Así, la literatura plantea algunos tipos de planeación que tienen que ver un poco en cómo y en qué tiempo se realiza la planeación es decir, su horizonte o lo que es lo mismo los plazos en que se desarrollará de tal suerte que esta la planeación operativa, táctica y la planeación estratégica que consiste en fijar las expectativas de una institución fijando una visión de cómo se pretende que sea dicha institución en el futuro para lo cual se plantean diferentes estrategias en función de los contextos que se viven.

En este tenor, es importante comentar que se han desarrollado algunas herramientas metodológicas que ayudan a organizar las ideas, las acciones de una institución o a programas, objetivos y metas.

Así, algunas herramientas de análisis son las FODAS, que plantean debilidades y fortalezas de una organización, el diagrama de Ishikawa (o diagrama de pescado) que plantea causas y efectos de un problema o acción, y más recientemente el marco lógico que establece como su nombre lo indica en marco de referencia o contextualización de la institución y a través de un árbol de problemas enfocar las acciones y proyectos de mas institución estableciendo también un esquema de indicadores que midan las metas y clarifiquen los avances de las acciones.

Estas herramientas ayudan en lo general a realizar análisis y detectar debilidades de una institución, así como plantear estrategias probables soluciones a los problemas detectados.
En este sentido, las metodologías antes mencionadas son de una eficacia relativa en función de cómo se apliquen y como enfoquen la resolución de los problemas, aunque hay que decirlo no son en si la solución a los mismos.
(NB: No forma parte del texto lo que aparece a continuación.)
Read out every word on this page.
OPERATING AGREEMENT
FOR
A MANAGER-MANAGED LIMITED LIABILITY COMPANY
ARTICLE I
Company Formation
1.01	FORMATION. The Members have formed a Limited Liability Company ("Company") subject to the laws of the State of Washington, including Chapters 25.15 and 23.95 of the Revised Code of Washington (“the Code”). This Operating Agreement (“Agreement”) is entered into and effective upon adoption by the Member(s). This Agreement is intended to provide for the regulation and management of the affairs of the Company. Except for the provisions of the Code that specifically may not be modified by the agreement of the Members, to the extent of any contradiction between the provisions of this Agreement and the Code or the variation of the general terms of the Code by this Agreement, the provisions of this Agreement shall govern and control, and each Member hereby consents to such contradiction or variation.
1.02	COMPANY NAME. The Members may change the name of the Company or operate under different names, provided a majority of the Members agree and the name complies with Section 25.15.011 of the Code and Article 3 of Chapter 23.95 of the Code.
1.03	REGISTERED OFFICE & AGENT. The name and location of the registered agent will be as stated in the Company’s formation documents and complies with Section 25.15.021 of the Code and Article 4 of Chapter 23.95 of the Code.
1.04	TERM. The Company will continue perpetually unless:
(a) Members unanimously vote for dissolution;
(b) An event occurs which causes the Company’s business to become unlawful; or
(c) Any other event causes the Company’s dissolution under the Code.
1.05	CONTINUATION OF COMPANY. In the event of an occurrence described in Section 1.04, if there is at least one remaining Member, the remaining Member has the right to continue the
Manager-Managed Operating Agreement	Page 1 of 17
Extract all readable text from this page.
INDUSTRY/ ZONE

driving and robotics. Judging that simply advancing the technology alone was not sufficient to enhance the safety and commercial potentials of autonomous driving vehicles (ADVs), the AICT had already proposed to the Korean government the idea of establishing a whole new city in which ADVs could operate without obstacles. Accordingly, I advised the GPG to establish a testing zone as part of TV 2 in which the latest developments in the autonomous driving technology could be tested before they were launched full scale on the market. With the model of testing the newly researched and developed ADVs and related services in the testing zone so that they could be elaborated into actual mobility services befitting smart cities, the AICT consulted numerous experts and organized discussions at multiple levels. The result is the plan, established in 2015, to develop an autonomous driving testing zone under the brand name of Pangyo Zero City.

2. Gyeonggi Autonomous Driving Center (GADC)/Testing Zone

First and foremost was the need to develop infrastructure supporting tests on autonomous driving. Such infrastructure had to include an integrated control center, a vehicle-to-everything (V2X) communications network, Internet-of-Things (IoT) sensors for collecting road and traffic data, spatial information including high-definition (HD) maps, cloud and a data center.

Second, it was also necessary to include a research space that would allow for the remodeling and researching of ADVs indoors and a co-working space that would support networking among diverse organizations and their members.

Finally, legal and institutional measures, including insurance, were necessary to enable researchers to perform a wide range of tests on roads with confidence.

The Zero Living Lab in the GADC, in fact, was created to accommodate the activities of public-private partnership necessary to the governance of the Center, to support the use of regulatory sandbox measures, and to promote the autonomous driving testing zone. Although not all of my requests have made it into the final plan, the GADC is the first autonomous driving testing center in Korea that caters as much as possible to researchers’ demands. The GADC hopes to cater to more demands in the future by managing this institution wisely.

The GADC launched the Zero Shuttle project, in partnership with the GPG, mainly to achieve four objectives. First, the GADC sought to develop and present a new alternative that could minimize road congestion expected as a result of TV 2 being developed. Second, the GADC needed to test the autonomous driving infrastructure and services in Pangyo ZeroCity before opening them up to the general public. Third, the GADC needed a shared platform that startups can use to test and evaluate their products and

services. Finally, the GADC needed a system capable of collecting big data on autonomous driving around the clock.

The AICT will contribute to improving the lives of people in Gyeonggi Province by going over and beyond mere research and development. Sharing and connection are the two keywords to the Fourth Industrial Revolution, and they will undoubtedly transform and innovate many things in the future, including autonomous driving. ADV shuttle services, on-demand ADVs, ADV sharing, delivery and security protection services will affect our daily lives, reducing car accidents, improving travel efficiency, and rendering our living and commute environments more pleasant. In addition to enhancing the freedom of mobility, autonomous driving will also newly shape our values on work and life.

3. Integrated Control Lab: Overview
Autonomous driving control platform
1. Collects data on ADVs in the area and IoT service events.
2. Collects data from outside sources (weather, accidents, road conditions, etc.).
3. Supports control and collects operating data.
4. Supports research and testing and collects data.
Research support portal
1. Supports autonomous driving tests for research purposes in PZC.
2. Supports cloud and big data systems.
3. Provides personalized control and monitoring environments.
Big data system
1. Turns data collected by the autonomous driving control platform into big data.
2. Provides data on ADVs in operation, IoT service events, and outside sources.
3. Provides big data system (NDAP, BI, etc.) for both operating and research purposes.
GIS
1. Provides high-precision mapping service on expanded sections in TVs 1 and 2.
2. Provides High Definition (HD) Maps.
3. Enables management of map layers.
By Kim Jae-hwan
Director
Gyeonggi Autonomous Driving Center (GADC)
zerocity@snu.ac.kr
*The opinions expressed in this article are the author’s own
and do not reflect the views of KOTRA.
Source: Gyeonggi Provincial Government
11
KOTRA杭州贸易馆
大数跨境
En ese sentido, la planeación como proceso es de vital importancia para las instituciones y organizaciones, ya que las organizan y les dan enfoque de acuerdo a su naturaleza.
La planeación de manera general y natural tiene varias bondades:

  • Propicia el desarrollo de la institución
  • Reduce al máximo los riesgos del contexto
  • Maximiza el aprovechamiento de los recursos y tiempos
Finalmente la planeación ayuda a la reflexión de lo que hacemos y porqué lo hacemos; mas allá de que existan documentos rectores de los diferentes sectores que nos dicen que realizar a través de sus líneas de acción (Plan Federal Sectorial, Plan de Desarrollo Estatal, Programa de Desarrollo Institucional), en educación más que en cualquier sector, la planeación tiene una mayor trascendencia porque visualiza a futuro como debemos formar a nuestros alumnos y con qué competencias egresarlos de nuestra institución, para incorporárselos al sector productivo o a las instancias de educación superior con la expectativa de que serán los impulsores del desarrollo de nuestro estado.

Quiero finalizar este breve comentario sobre planeación diciendo que no podemos mejorar lo que no podemos medir, y en ese sentido, la planeación, ayuda a reflexionar lo que hacemos y si lo hacemos con la debida pertinencia.